Zhou Jingqi, Liu Dangyun, Sa Zhining, Huang Wei, Zou Yangyun, Gu Xun
State Key Laboratory of Genetic Engineering and MOE Key Laboratory of Contemporary Anthropology, School of Life Sciences, Fudan University, Shanghai 200433, PR China.
State Key Laboratory of Genetic Engineering and MOE Key Laboratory of Contemporary Anthropology, School of Life Sciences, Fudan University, Shanghai 200433, PR China.
Mol Phylogenet Evol. 2017 Aug;113:126-138. doi: 10.1016/j.ympev.2017.05.010. Epub 2017 May 12.

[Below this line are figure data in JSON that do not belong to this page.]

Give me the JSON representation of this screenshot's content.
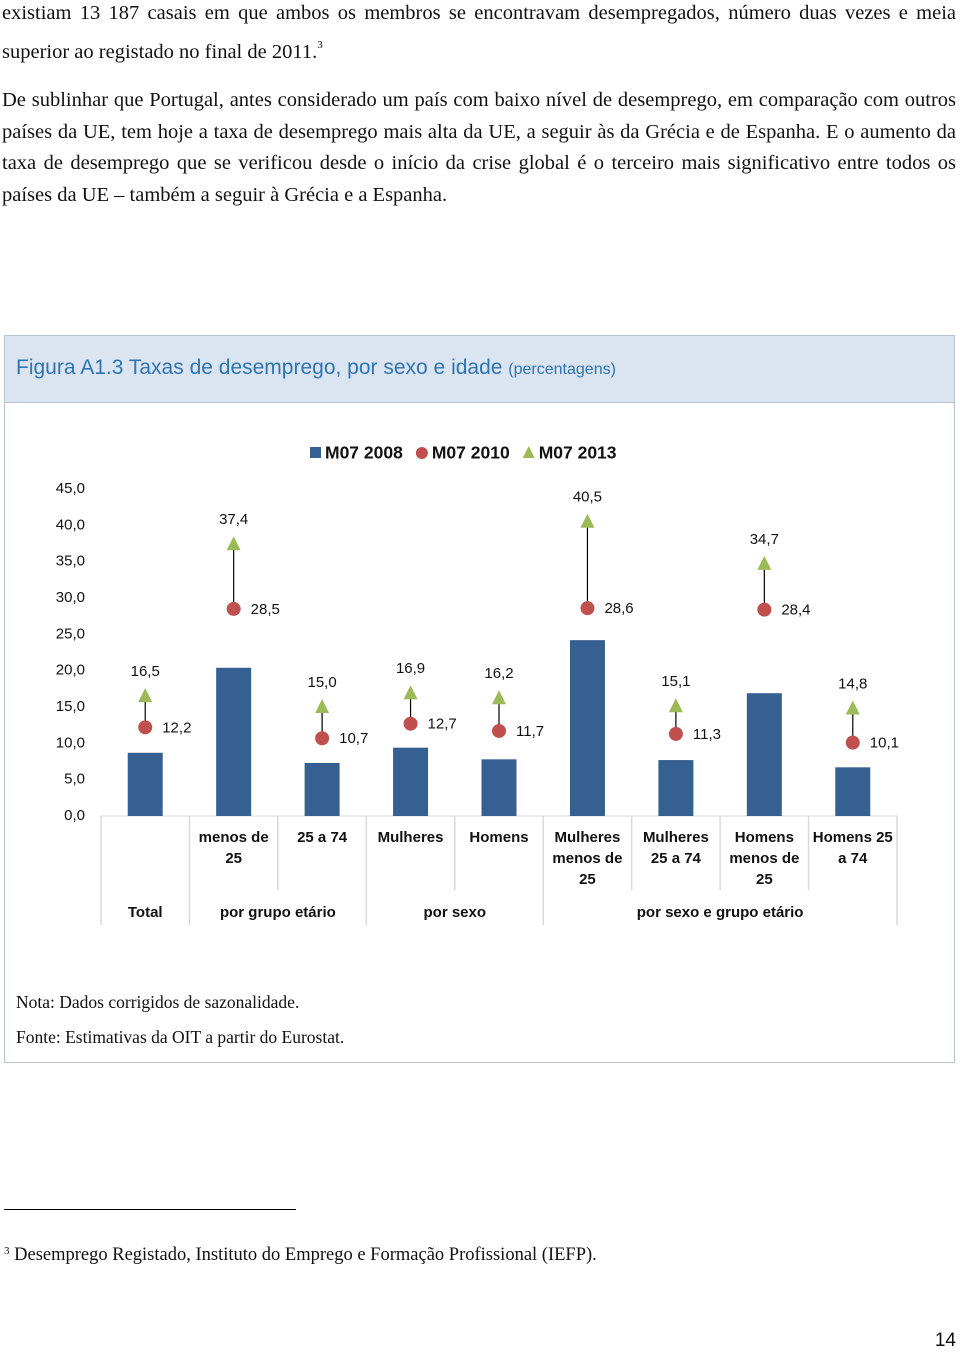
{
  "paragraphs": [
    {
      "text": "existiam 13 187 casais em que ambos os membros se encontravam desempregados, número duas vezes e meia superior ao registado no final de 2011.",
      "footnote_ref": "3"
    },
    {
      "text": "De sublinhar que Portugal, antes considerado um país com baixo nível de desemprego, em comparação com outros países da UE, tem hoje a taxa de desemprego mais alta da UE, a seguir às da Grécia e de Espanha. E o aumento da taxa de desemprego que se verificou desde o início da crise global é o terceiro mais significativo entre todos os países da UE – também a seguir à Grécia e a Espanha."
    }
  ],
  "figure": {
    "label": "Figura A1.3",
    "title": "Taxas de desemprego, por sexo e idade",
    "unit": "(percentagens)",
    "notes": [
      "Nota: Dados corrigidos de sazonalidade.",
      "Fonte: Estimativas da OIT a partir do Eurostat."
    ]
  },
  "chart_data": {
    "type": "bar",
    "categories": [
      null,
      "menos de 25",
      "25 a 74",
      "Mulheres",
      "Homens",
      "Mulheres menos de 25",
      "Mulheres 25 a 74",
      "Homens menos de 25",
      "Homens 25 a 74"
    ],
    "groups": [
      "Total",
      "por grupo etário",
      "por sexo",
      "por sexo e grupo etário"
    ],
    "ylim": [
      0,
      45
    ],
    "yticks": [
      {
        "value": 0,
        "label": "0,0"
      },
      {
        "value": 5,
        "label": "5,0"
      },
      {
        "value": 10,
        "label": "10,0"
      },
      {
        "value": 15,
        "label": "15,0"
      },
      {
        "value": 20,
        "label": "20,0"
      },
      {
        "value": 25,
        "label": "25,0"
      },
      {
        "value": 30,
        "label": "30,0"
      },
      {
        "value": 35,
        "label": "35,0"
      },
      {
        "value": 40,
        "label": "40,0"
      },
      {
        "value": 45,
        "label": "45,0"
      }
    ],
    "grid": false,
    "legend": "top",
    "series": [
      {
        "name": "M07 2008",
        "marker": "bar",
        "color": "#376092",
        "values": [
          8.7,
          20.4,
          7.3,
          9.4,
          7.8,
          24.2,
          7.7,
          16.9,
          6.7
        ]
      },
      {
        "name": "M07 2010",
        "marker": "circle",
        "color": "#c0504d",
        "values": [
          12.2,
          28.5,
          10.7,
          12.7,
          11.7,
          28.6,
          11.3,
          28.4,
          10.1
        ],
        "value_labels": [
          "12,2",
          "28,5",
          "10,7",
          "12,7",
          "11,7",
          "28,6",
          "11,3",
          "28,4",
          "10,1"
        ]
      },
      {
        "name": "M07 2013",
        "marker": "triangle",
        "color": "#9bbb59",
        "values": [
          16.5,
          37.4,
          15.0,
          16.9,
          16.2,
          40.5,
          15.1,
          34.7,
          14.8
        ],
        "value_labels": [
          "16,5",
          "37,4",
          "15,0",
          "16,9",
          "16,2",
          "40,5",
          "15,1",
          "34,7",
          "14,8"
        ]
      }
    ]
  },
  "footnote": {
    "marker": "3",
    "text": "Desemprego Registado, Instituto do Emprego e Formação Profissional (IEFP)."
  },
  "page_number": "14"
}
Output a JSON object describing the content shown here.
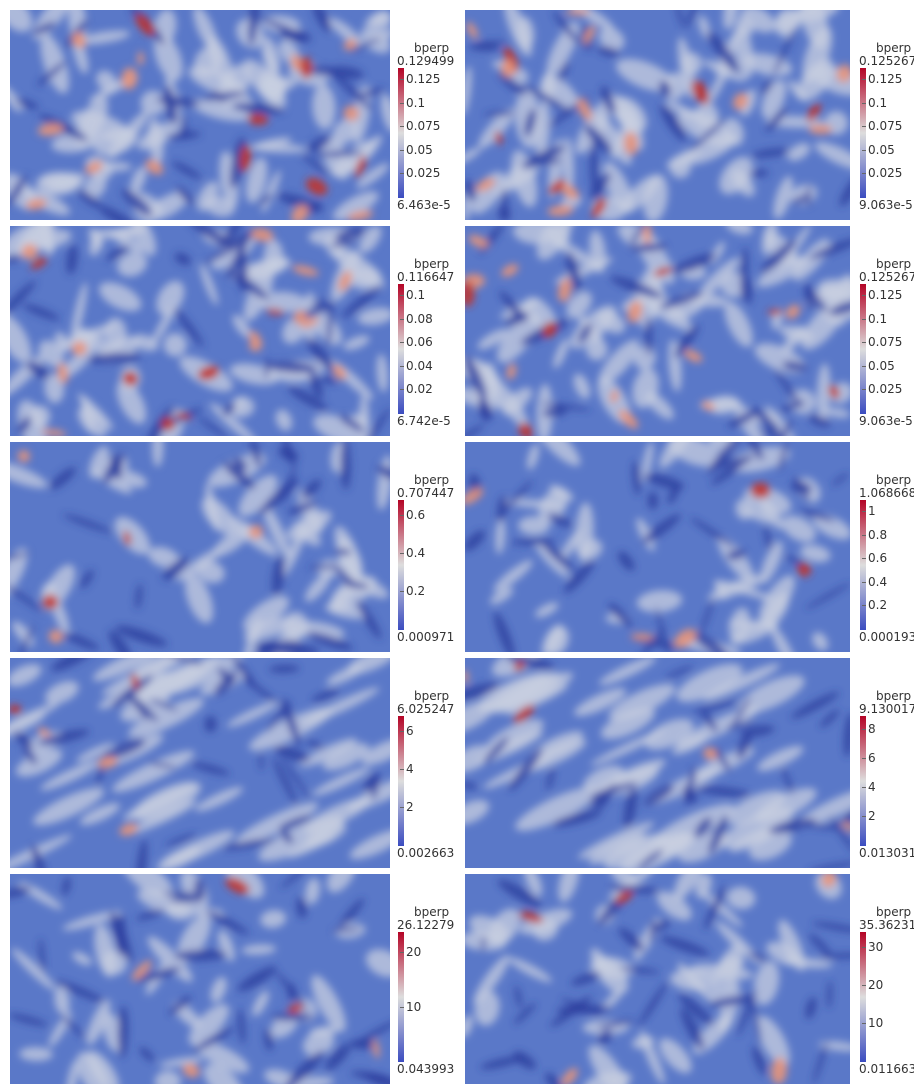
{
  "colors": {
    "low": "#3b4cc0",
    "mid": "#dddddd",
    "high": "#b40426",
    "field_base": "#5a78c8"
  },
  "panels": [
    {
      "title": "bperp",
      "max": "0.129499",
      "min": "6.463e-5",
      "ticks": [
        "0.125",
        "0.1",
        "0.075",
        "0.05",
        "0.025"
      ],
      "seed": 1,
      "style": "blobs"
    },
    {
      "title": "bperp",
      "max": "0.125267",
      "min": "9.063e-5",
      "ticks": [
        "0.125",
        "0.1",
        "0.075",
        "0.05",
        "0.025"
      ],
      "seed": 2,
      "style": "blobs"
    },
    {
      "title": "bperp",
      "max": "0.116647",
      "min": "6.742e-5",
      "ticks": [
        "0.1",
        "0.08",
        "0.06",
        "0.04",
        "0.02"
      ],
      "seed": 3,
      "style": "blobs"
    },
    {
      "title": "bperp",
      "max": "0.125267",
      "min": "9.063e-5",
      "ticks": [
        "0.125",
        "0.1",
        "0.075",
        "0.05",
        "0.025"
      ],
      "seed": 4,
      "style": "blobs"
    },
    {
      "title": "bperp",
      "max": "0.707447",
      "min": "0.000971",
      "ticks": [
        "0.6",
        "0.4",
        "0.2"
      ],
      "seed": 5,
      "style": "smooth"
    },
    {
      "title": "bperp",
      "max": "1.068668",
      "min": "0.000193",
      "ticks": [
        "1",
        "0.8",
        "0.6",
        "0.4",
        "0.2"
      ],
      "seed": 6,
      "style": "smooth"
    },
    {
      "title": "bperp",
      "max": "6.025247",
      "min": "0.002663",
      "ticks": [
        "6",
        "4",
        "2"
      ],
      "seed": 7,
      "style": "streaks"
    },
    {
      "title": "bperp",
      "max": "9.130017",
      "min": "0.013031",
      "ticks": [
        "8",
        "6",
        "4",
        "2"
      ],
      "seed": 8,
      "style": "streaks"
    },
    {
      "title": "bperp",
      "max": "26.12279",
      "min": "0.043993",
      "ticks": [
        "20",
        "10"
      ],
      "seed": 9,
      "style": "swirl"
    },
    {
      "title": "bperp",
      "max": "35.36231",
      "min": "0.011663",
      "ticks": [
        "30",
        "20",
        "10"
      ],
      "seed": 10,
      "style": "swirl"
    }
  ]
}
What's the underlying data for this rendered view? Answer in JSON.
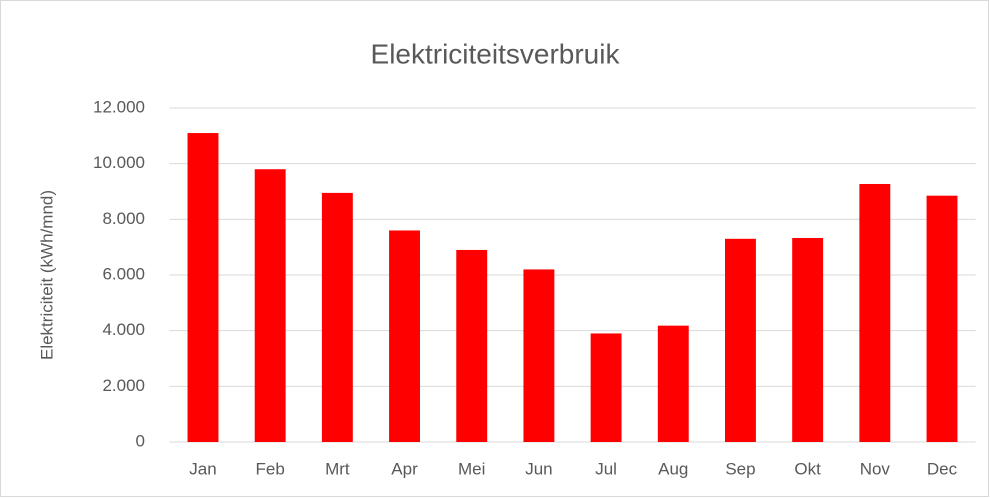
{
  "chart_data": {
    "type": "bar",
    "title": "Elektriciteitsverbruik",
    "y_label": "Elektriciteit (kWh/mnd)",
    "categories": [
      "Jan",
      "Feb",
      "Mrt",
      "Apr",
      "Mei",
      "Jun",
      "Jul",
      "Aug",
      "Sep",
      "Okt",
      "Nov",
      "Dec"
    ],
    "values": [
      11100,
      9800,
      8950,
      7600,
      6900,
      6200,
      3900,
      4180,
      7300,
      7330,
      9270,
      8850
    ],
    "color": "#ff0000",
    "ylim": [
      0,
      12000
    ],
    "yticks": [
      0,
      {
        "value": 2000,
        "label": "2.000"
      },
      {
        "value": 4000,
        "label": "4.000"
      },
      {
        "value": 6000,
        "label": "6.000"
      },
      {
        "value": 8000,
        "label": "8.000"
      },
      {
        "value": 10000,
        "label": "10.000"
      },
      {
        "value": 12000,
        "label": "12.000"
      }
    ],
    "grid": true
  }
}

One of hot research foci has always been predicting amino acid residues underlying functional divergence after gene duplication, as those predicted sites can be used as candidates for further functional experimentations. It is important and interesting to know how many sites, on average, may have been responsible for the functional divergence between duplicate genes. In this article, we studied two basic types of functional divergence (type-I and type-II) in depth in order to give an accurate estimation of functional divergence-related sites. Type-I divergences result from altered functional constraints (i.e., different evolutionary rates) between duplicate genes, whereas type-II divergences refer to residues that are conserved by functional constraints but exhibit different physicochemical properties (e.g., charge or hydrophobicity) between duplicates. An effective site number (N) strategy was applied in our study, which implements a stepwise regression model to calculate the minimum number of residues responsible for functional divergence without choosing preset threshold. We found that N-determined cut-off value varies among different duplicate pairs, suggesting that empirical cutoff value is not suitable for every case. Under our standard N calculation method, we estimated less than 15% of residues that are required for paralogous gene functional divergence. Finally, we established a database, DIVERGE-D, as a public resource for the predicted N sites between two paralogs in this study, which can be used as candidates for further biological engineering and experimentation.
一直以来,热门的研究焦点之一是预测基因复制后功能分化所涉及的氨基酸残基,因为这些预测位点可作为进一步功能实验的候选对象。了解平均有多少位点可能导致了复制基因之间的功能分化,这一点既重要又有趣。在本文中,我们深入研究了两种基本类型的功能分化(I型和II型),以便准确估计与功能分化相关的位点。I型分化源于复制基因之间功能限制的改变(即不同的进化速率),而II型分化指的是那些受功能限制而保守,但在复制基因之间表现出不同物理化学性质(如电荷或疏水性)的残基。我们的研究采用了有效位点数(N)策略,该策略实施逐步回归模型来计算导致功能分化的最小残基数,而无需选择预设阈值。我们发现,由N确定的截止值在不同的复制基因对之间有所不同,这表明经验截止值并不适用于所有情况。在我们的标准N计算方法下,我们估计旁系同源基因功能分化所需的残基不到15%。最后,我们建立了一个数据库DIVERGE-D,作为本研究中两个旁系同源物之间预测的N位点的公共资源,可作为进一步生物工程和实验的候选对象。